Albert I Promenade, Oostende
A walk along the Albert I Promenade is a must. After all, the fresh North Sea air is really why you came, right? Well, in my case, I came because I fell asleep on the train, but the fresh air was nice! The promenade was named after Belgium's third king, Albert I and stretches along the northern length of town. To the west of the Casino, the promenade is more or less right on top of the sea wall, while to the east, there is a long stretch of beach between the pedestrians and the wild water. I suggest keeping your eyes to the north toward the sea, since the buildings that line the promenade to the south are mostly non-descript apartment blocks.

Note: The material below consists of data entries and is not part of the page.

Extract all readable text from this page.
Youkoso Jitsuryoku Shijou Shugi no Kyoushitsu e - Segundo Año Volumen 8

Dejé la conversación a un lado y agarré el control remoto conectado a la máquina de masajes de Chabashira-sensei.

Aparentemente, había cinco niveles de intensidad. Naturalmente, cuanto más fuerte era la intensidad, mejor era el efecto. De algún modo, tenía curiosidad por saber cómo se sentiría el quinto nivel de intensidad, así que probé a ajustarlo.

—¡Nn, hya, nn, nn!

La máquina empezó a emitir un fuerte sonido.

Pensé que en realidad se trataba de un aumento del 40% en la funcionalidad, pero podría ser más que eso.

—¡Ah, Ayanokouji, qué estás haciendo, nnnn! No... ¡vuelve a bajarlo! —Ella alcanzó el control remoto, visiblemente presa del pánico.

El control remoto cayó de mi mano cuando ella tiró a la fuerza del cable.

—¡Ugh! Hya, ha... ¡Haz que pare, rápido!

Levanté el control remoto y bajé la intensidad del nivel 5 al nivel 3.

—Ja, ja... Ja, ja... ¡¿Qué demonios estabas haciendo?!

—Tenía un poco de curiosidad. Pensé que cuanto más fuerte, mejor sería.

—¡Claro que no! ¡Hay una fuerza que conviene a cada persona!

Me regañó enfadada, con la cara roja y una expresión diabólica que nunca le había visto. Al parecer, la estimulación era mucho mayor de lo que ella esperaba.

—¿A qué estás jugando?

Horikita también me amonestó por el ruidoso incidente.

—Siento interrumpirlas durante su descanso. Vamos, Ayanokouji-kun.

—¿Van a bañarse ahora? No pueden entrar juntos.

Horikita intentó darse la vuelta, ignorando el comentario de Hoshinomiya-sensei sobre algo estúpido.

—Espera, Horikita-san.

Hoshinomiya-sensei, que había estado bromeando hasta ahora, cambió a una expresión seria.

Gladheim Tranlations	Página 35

If there's a gale (let's say with winds of more than 100 km/h) the waves jump onto the promenade. Sometimes, when not a lot of tourists are there, you can play the game: staying as long as possible close to the sea, without getting wet.

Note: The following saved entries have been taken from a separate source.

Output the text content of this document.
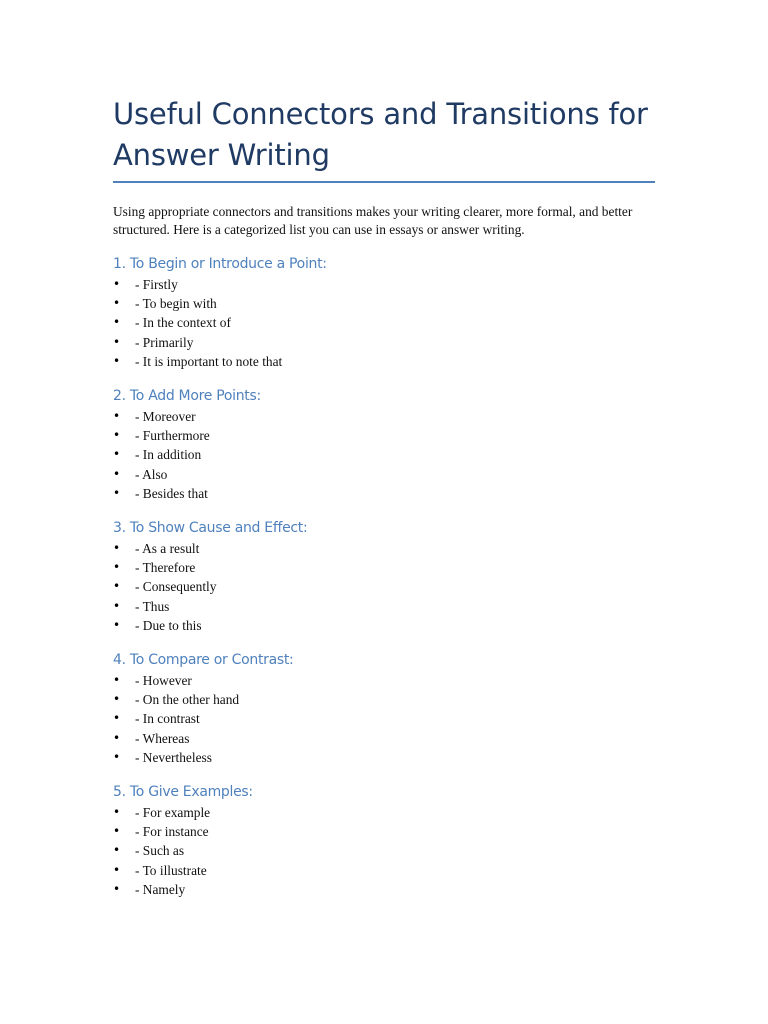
Useful Connectors and Transitions for Answer Writing

Using appropriate connectors and transitions makes your writing clearer, more formal, and better structured. Here is a categorized list you can use in essays or answer writing.

1. To Begin or Introduce a Point:
• - Firstly
• - To begin with
• - In the context of
• - Primarily
• - It is important to note that
2. To Add More Points:
• - Moreover
• - Furthermore
• - In addition
• - Also
• - Besides that
3. To Show Cause and Effect:
• - As a result
• - Therefore
• - Consequently
• - Thus
• - Due to this
4. To Compare or Contrast:
• - However
• - On the other hand
• - In contrast
• - Whereas
• - Nevertheless
5. To Give Examples:
• - For example
• - For instance
• - Such as
• - To illustrate
• - Namely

The part of the promenada where the waves get real high is the one between the casino and the pier.
Well, that's all history now. In fear of a thousand-year-gale (a gale with a force that only comes once in a thousands years) they enlarged the beach so that the waves can't reach the promenade anymore.
Between the train station and the Albert I Promenade runs the Visserkaai: the Fisherman's Quay. Lined with escargot and fry vendors, the Visserkaai is a great place to get your grub on before tackling the beach. You also have the chance to explore several boats and ships anchored alongside the quay.
I cannot recommend the escargot enough. It's the local specialty, and in a spicy marinade, they are a fabulous choice for a lunchtime snack.
It's not Monte Carlo. In fact, when I was there, the great seaside Casino Kursaal was not even open for business. That said, it is certainly one of Oostende's larger landmarks; it's bulk sitting in the midst of the promenade, forcing pedestrians to walk around it and dividing the sketchy eastern side from the more upscale western side.
I've heard rumours that the casino will be remodeled and reopened in the near future. I have my doubts whether this will actually occur, since Belgium is after all Belgium, but if it does, it could be a step in the right direction of reclaiming Oostende's glory days.
Along the length of the beach runs the Albert I Promenade, named for Belgium's third and greatest king. During the First World War, the king led his nation against the Germans, even though he was only in his twenties at the time. (His best-known statement: "Belgium is a nation, not a road." That's pretty good.)
Unfortunately for Albert, the eastern edge of his promenade is fairly grotty. Monstrous ugly skyscrapers crowd the shore and block the sun. Little souvenir shops sell lewd postcards and silly T-shirts expressing Daytona-like slogans. It feels a bit questionable, really.
Along the western end of the Albert I Promenade sits the Royal Galleries, a long collonnade built to protect the landed gentry from the sun while they enjoyed 19th century Oostende.
The area around the galleries is protected and does not suffer from the skyscraper build-up that plagues the eastern end.
Near the royal galleries are several nice restaurants and bars, featuring a more upscale clientele than other areas of the city. Of course, the lewd postcards are still available, but at least you can find normal postcards here as well.
In Ostend the promenade named after KING ALBERT I,is the sunniest part.
It would be a sin to leave Ostend without taking a walk on the traffic-free promenade.
Next to the many tearooms with terraces there is also a sandy beach,where you can surf and do a lot of sport activity.